Hipertensi pada kehamilan adalah kondisi dimana tekanan darah sistolik lebih dari 140 mmHg atau tekanan darah diastolic diatas 90 mmHg. Terdapat beberapa jenis hipertensi dalam kehamilan. Yang pertama adalah hipertensi gestasional. Hipertensi ini adalah tipe yang paling ringan, biasanya muncul setelah usia kehamilan 20 minggu, tanpa ditemukan adanya protein pada urin. Yang kedua adalah preeklampsia. Preeklampsia adalah bentuk hipertensi kehamilan yang lebih berat daripada hipertensi gestasional. Preeklampsia ditandai dengan tekanan darah yang tinggi disertai adanya protein pada pemeriksaan urin. Preeklampsia dikelompokkan menjadi preeklampsia ringan dan berat, tergantung pada tekanan darah sistolik dan diastoliknya. Yang ketiga adalah eclampsia. Eklampsia adalah tipe hipertensi dalam kehamilan yang paling berat. Eklampsia ditandai dengan adanya hipertensi, protein pada pemeriksaan urin, dan disertai adanya kejang. Dan yang keempat adalah hipertensi kronis yang diperberat dengan kehamilan. Tipe ini biasanya ditemukan pada ibu hamil dengan riwayat tekanan darah tinggi sebelum kehamilan.

Insiden hipertensi pada kehamilan cukup sering terjadi. Lima sampai sepuluh dari seratus ibu hamil mengalami komplikasi hipertensi. Salah satu bentuk hipertensi kehamilan yang dianggap paling ringan adalah hipertensi gestasional. Hipertensi ini muncul pada usia kehamilan diatas 20 minggu, dan biasanya akan menghilang setelah persalinan. Beberapa faktor yang meningkatkan risiko ibu hamil terkena hipertensi adalah overweight, obesitas, dan diabetes melitus.

Belakangan diketahui, bahwa hipertensi gestasional meningkatkan risiko terjadinya penyakit kardiovaskular di masa yang akan datang. Berdasarkan penelitian yang dilakukan oleh Riise dkk pada tahun 2017, ibu hamil yang mengalami hipertensi selama kehamilan mempunyai risiko yang lebih tinggi untuk mengalami penyakit kardiovaskular di masa yang akan datang, seperti penyakit jantung koroner dan gagal jantung. Insiden penyakit kardiovaskular inni ditemukan lebih berat pada pasien dengan hipertensi gestasional pada kehamilan kedua, dibandingkan pada kehamilan pertama. Bila insiden penyakit kardiovaskular di masa depan dibandingkan antara pasien hipertensi gestasional dan preeklampsia, maka didapatkan insiden yang lebih tinggi pada ibu hamil dengan preeklampsia.
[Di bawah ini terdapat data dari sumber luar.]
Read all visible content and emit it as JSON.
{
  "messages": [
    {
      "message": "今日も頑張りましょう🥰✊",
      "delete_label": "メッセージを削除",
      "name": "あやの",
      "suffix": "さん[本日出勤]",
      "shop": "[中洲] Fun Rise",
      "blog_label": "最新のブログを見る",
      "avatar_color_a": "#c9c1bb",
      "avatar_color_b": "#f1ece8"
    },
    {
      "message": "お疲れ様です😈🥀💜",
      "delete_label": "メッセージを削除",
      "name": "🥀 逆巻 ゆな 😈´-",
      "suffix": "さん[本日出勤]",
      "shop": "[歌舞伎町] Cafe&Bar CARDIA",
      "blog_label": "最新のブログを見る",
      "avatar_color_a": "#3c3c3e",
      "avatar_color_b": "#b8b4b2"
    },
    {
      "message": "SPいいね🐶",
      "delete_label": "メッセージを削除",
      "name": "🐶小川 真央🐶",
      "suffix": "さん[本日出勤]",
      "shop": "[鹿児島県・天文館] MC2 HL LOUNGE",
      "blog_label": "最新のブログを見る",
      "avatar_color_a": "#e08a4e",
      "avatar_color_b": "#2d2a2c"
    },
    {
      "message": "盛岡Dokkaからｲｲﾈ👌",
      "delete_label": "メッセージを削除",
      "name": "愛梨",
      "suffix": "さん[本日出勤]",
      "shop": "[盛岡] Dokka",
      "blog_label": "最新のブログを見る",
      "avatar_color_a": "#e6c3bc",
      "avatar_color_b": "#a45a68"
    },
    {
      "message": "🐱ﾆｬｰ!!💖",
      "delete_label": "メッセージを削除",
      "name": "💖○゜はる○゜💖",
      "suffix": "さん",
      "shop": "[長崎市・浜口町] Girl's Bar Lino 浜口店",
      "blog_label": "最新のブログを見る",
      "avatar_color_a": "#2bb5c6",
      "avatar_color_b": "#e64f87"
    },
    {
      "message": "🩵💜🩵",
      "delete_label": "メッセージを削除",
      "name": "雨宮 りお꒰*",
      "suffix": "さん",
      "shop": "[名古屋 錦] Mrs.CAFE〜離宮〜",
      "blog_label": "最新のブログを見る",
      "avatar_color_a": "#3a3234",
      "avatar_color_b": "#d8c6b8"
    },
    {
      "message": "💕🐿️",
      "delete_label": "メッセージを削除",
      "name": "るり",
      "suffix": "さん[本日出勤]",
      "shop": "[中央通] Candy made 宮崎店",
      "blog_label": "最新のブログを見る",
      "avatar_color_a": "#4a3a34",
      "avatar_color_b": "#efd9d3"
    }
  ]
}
Bila ditemukan kondisi hipertensi pada ibu hamil, maka diperlukan pemeriksaan urin untuk mencari apakah terdapat kebocoran protein. Bila tidak ditemukan protein pada urin, maka ibu hamil disarankan mengkonsumsi obat antihipertensi selama kehamilan, dan lebih sering memeriksakan diri ke fasilitas kesehatan. Namun bila ditemukan protein pada urin, maka terapi antihipertensi yang diberikan harus lebih maksimal. Ibu hamil juga harus mewaspadai tanda awal dari kondisi eclampsia, yaitu nyeri kepala, pandangan kabur, dan nyeri ulu hati. Bila ibu hamil dengan hipertensi mengalami hal ini, maka harus segera memeriksakan diri ke UGD rumah sakit agar bisa mendapatkan tatalaksana secara optimal. Ibu hamil dengan preeklampsia berat maupun eclampsia mempunyai risiko yang besar untuk mengalami kematian ibu dan juga janin. Oleh karena itu, ibu hamil yang mengalami tanda awal eclampsia, atau sudah mengalami kejang, harus menghentikan kehamilan dengan cara operasi sesar. 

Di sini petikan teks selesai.